SoftBank shook up the venture capital world with its unprecedented $100 billion Vision Fund, and the speculation continues around its follow-up.
The fund hasn’t quite closed $100 billion — it is mighty close… — but that hasn’t stopped reports of a sequel from surfacing for the last 18 months. SoftBank has mown through its allocation at speed, dealmaking increased to a record speed in Q1 despite controversy while its hiring has intensified, but the latest chatter suggests that a number of the fund’s key backers are lukewarm at the prospect of a return act.
The Wall Street Journal this weekend reported that Saudi Arabia’s Public Investment Fund (PIF), which anchored the Vision Fund with a $45 billion investment (but also provides the controversy), and the Canada Pension Plan Investment Board are among those that “plan to make limited or no contributions” to the follow-up vehicle.
Sources told the Journal that a key factor is that many of these funds have disintermediated SoftBank to create their own vehicles that make late-stage investments in a more direct way. That cuts out the management fees to third-parties, and it gives the fund managers total control.
One wonders whether the criticism of PIF, which is controlled by Crown Prince Mohammad bin Salman, who has been strongly linked with the murder of Saudi journalist Jamal Khashoggi, an outspoken critic of the regime, is part of the equation here. It isn’t mentioned in the report.

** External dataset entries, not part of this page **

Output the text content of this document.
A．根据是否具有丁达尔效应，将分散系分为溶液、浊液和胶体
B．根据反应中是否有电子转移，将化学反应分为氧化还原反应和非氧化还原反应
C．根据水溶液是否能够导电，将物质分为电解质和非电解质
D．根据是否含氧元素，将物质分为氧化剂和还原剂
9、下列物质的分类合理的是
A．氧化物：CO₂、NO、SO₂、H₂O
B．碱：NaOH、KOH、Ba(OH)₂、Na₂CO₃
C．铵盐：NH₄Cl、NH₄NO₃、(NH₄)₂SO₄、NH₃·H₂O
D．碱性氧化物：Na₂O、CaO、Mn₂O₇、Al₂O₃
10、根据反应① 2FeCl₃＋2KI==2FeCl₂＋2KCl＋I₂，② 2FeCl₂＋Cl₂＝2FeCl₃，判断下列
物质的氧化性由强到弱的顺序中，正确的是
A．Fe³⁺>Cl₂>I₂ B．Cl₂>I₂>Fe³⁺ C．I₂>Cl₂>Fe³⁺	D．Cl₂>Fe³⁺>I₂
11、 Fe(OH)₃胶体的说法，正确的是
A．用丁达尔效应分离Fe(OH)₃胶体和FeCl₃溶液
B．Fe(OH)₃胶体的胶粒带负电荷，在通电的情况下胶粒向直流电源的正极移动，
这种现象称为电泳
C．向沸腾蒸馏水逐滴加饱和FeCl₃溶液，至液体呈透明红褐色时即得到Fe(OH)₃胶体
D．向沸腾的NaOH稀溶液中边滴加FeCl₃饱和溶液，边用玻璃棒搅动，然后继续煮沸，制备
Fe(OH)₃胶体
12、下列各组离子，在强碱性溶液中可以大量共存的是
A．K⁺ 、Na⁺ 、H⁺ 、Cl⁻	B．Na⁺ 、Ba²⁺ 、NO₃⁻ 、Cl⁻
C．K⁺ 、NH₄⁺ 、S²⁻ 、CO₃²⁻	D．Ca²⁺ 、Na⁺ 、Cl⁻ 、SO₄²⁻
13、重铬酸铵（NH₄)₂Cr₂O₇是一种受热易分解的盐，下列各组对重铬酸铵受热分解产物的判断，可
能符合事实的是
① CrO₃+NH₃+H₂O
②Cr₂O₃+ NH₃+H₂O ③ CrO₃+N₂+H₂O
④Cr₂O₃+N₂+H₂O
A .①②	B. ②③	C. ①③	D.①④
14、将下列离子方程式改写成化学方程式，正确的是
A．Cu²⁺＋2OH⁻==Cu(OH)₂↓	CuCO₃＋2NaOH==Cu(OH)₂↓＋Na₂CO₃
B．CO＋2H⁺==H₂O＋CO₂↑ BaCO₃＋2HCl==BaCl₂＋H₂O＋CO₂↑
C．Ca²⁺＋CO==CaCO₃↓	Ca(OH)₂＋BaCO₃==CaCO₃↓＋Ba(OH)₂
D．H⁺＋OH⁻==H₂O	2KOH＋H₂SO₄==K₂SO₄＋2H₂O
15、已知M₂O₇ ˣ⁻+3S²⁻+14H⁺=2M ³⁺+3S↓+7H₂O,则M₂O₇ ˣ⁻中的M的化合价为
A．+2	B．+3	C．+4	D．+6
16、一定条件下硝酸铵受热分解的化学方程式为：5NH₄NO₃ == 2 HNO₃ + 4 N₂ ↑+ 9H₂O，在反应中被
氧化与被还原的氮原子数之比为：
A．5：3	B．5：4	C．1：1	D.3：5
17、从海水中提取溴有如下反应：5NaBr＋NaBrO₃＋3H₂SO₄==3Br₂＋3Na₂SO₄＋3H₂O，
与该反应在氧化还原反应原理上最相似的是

The Vision Fund’s links to Khashoggi death hasn’t bothered startups offered access to billions, at least those in Asia that TechCrunch has probed over the issue.
SoftBank supremo Masayoshi Son has given the outside world a glimpse at the Vision Fund’s performance, which shows impressive gains on paper, but still the Journal reports that some investors are concerned a lack of transparency. Son pledged to provide a public update on the Vision Fund once per year on SoftBank’s annual earnings day; that’s a move that could provide greater transparency and, in the short term, potentially encourage an IPO for the fund itself, which has been rumored.
The Vision Fund refuted the Journal’s claims, calling them “misleading and even inaccurate.”
In the meanwhile, the Vision continues along at speed. In May alone it backed five ventures: India-based grocery startup Grofers, DoorDash, Germany’s GetYourGuide, lender Greensill Capital and GM Cruise.